5) Margins. There will be pressure on SSP margins. Even absent any changes in auction dynamics, margins would decrease to increase win rate. Supply path optimization may actually mitigate the impacts of margin pressure. As discussed in the SPO Lift Letter, if DSPs ultimately settle on a single SSP, or even a couple, as opposed to using all of them, the ongoing pressure on that SSP will be less. That said, there will still be ongoing margin pressure due to the need to win in the header - and it is likely that DSPs will periodically sample various SSPs to continually optimize their supply path choices. It is unclear what the impact to DSP margins will be.
6) Algorithmic bid throttling. One tool in the SSP war chest for ensuring that DSPs see the best results in working with them is algorithmic bid throttling. This means that the SSP will use various types of analysis to determine whether or not to send any given impression to any particular DSP. The most straightforward example is not sending fraudulent or bot impressions - DSPs should naturally see improved performance. But more generally, this means only sending the impressions that the DSP has a decent chance of winning, or that would likely perform well. This has a doubly positive impact. First, the DSP's costs for accessing a certain publisher are lower because it sees fewer impressions but hopefully still wins roughly the same number of impressions. Additionally, the DSP would only see higher quality impressions so it wins more from a given SSP and would value the inventory from that SSP more highly.

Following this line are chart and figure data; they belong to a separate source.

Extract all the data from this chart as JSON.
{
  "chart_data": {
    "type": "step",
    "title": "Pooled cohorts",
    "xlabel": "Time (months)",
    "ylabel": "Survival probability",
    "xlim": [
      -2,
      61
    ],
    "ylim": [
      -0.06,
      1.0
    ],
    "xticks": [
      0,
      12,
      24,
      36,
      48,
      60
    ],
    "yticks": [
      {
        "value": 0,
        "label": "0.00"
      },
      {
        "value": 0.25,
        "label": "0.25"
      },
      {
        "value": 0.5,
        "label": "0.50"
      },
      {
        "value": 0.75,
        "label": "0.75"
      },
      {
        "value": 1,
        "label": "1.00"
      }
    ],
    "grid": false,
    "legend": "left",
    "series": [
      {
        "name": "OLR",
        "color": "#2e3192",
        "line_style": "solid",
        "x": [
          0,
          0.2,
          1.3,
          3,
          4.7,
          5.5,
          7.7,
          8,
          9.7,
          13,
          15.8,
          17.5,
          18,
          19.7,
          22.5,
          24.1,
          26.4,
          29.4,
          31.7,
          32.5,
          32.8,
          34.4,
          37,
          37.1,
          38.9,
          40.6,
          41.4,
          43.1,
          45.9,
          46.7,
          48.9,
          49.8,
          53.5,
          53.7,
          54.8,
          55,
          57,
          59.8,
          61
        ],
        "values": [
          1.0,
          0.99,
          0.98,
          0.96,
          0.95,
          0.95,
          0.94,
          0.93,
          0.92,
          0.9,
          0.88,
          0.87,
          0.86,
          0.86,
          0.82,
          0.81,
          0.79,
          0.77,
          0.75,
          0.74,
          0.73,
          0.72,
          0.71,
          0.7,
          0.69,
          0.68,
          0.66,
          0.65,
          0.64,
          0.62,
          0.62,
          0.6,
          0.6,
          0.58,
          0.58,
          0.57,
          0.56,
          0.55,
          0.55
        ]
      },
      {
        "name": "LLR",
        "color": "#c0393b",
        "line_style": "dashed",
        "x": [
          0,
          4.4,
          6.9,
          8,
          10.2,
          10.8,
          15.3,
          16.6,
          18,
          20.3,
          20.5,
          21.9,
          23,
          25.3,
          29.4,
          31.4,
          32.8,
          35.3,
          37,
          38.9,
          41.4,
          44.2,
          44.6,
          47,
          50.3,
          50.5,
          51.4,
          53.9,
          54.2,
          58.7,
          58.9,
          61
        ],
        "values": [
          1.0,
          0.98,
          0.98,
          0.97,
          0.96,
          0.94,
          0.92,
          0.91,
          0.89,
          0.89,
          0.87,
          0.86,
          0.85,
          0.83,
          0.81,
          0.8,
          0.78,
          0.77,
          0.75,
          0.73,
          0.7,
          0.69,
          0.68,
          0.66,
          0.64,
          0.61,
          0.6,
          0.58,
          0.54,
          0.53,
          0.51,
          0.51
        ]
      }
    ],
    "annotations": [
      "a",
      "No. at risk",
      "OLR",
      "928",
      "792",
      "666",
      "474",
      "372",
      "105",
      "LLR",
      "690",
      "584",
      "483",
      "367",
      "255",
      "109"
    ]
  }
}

7) Direct-to-header relationships. We have not witnessed DSPs integrating directly at a material level. There are some entities that have been active, including Xaxis, Criteo and Amazon. There are a couple reasons that this may be the case: 1) DSPs do not have the publisher-facing tools like reporting, brand blocking, etc that publishers require; 2) DSPs do not see a material upside from doing so - the cost of having a publisher BD team may not be worth it; 3) DSPs find some value in working with SSPs, including fraud prevention and algorithmic bid throttling; 4) their focus is simply on other things, like OTT video. It's unclear what the correct answer is, but it simply hasn't been observed to date at a significant rate.
8) Channels. Currently, header bidding is really only in play for web inventory. It is an eventuality that header bidding will catch on for every type of ad, including mobile app, video, etc. Many focus heavily on the notion of a "header" - meaning the <head> tag in HTML, for a reason why it doesn't work in mobile. This misses the point - header bidding, conceptually, is multiple demand sources competing for a given impression concurrently. In the app concept, this will likely be done either through an SDK that performs multiple ad calls, or through some S2S intermediary. But this seems like the most likely next step.